Question

the figure below is dilated by a factor of 4 centered at the origin. plot the resulting image. click twice to plot a segment. click a segment to delete it.

Explanation:

Step1: Recall dilation formula

For a dilation centered at the origin with scale - factor $k$, if a point $(x,y)$ is dilated, the new point $(x',y')$ is given by $(x',y')=(k x,k y)$. Here $k = 4$.
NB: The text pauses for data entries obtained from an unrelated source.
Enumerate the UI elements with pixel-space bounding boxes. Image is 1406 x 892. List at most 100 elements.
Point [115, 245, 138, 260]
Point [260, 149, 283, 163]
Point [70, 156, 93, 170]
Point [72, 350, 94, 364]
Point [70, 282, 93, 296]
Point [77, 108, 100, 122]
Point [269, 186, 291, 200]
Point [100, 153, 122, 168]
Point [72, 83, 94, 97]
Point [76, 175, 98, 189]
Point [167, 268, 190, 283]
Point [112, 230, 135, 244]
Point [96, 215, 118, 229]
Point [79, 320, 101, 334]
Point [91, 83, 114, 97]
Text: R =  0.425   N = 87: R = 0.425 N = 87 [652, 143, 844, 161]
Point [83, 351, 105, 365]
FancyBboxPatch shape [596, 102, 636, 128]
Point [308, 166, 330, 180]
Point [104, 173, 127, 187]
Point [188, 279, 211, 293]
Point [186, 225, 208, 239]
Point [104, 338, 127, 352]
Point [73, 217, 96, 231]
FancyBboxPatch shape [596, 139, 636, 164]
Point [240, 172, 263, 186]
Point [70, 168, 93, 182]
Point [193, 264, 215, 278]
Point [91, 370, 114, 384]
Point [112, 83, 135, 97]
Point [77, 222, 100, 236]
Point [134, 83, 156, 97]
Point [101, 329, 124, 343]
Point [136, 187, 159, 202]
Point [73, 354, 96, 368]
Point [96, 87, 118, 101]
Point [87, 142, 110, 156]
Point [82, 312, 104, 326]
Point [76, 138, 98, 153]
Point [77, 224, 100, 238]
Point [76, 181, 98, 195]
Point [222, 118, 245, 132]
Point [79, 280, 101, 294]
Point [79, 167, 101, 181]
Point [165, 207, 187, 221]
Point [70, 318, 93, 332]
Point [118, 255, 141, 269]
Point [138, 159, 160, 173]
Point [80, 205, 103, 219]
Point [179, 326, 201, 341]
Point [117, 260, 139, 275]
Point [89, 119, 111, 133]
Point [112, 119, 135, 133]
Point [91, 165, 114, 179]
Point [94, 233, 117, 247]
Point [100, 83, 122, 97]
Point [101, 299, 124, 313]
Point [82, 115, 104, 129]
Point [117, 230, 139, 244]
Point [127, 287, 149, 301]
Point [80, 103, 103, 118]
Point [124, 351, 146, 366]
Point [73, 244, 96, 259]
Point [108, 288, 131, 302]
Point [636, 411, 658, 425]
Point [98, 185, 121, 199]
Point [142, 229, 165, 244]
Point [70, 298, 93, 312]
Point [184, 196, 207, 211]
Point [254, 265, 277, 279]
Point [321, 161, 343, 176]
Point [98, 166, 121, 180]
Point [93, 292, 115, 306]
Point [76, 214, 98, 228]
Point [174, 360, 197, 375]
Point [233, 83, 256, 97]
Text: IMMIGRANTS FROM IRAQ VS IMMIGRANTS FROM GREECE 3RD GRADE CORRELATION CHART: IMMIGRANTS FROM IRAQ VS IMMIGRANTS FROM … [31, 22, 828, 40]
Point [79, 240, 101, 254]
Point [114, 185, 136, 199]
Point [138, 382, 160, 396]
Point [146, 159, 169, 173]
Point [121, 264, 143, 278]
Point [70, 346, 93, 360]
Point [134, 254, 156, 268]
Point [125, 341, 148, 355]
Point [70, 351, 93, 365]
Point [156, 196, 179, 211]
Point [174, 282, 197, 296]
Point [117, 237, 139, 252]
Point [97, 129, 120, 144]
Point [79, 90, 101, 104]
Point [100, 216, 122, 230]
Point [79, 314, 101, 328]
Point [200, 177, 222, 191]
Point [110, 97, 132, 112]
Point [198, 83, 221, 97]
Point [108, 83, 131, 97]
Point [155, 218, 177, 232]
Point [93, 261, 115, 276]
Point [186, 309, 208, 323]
Step2: Find coordinates of dilated points

• Point $N(-1,0)$: After dilation, $N'=4\times(-1),4\times0=(-4,0)$.
• Point $P(2,0)$: After dilation, $P'=4\times2,4\times0=(8,0)$.
• Point $Q(0,2)$: After dilation, $Q'=4\times0,4\times2=(0,8)$.
• Point $O(1, - 2)$: After dilation, $O'=4\times1,4\times(-2)=(4,-8)$.
• Point $R(-2,1)$: After dilation, $R'=4\times(-2),4\times1=(-8,4)$.

Step3: Plot the points

Plot the points $N'(-4,0)$, $P'(8,0)$, $Q'(0,8)$, $O'(4,-8)$, $R'(-8,4)$ on the coordinate - plane and connect them in the same order as the original figure to get the dilated image.

Answer:

Plot the points $(-4,0)$, $(8,0)$, $(0,8)$, $(4,-8)$, $(-8,4)$ and connect them to form the dilated figure.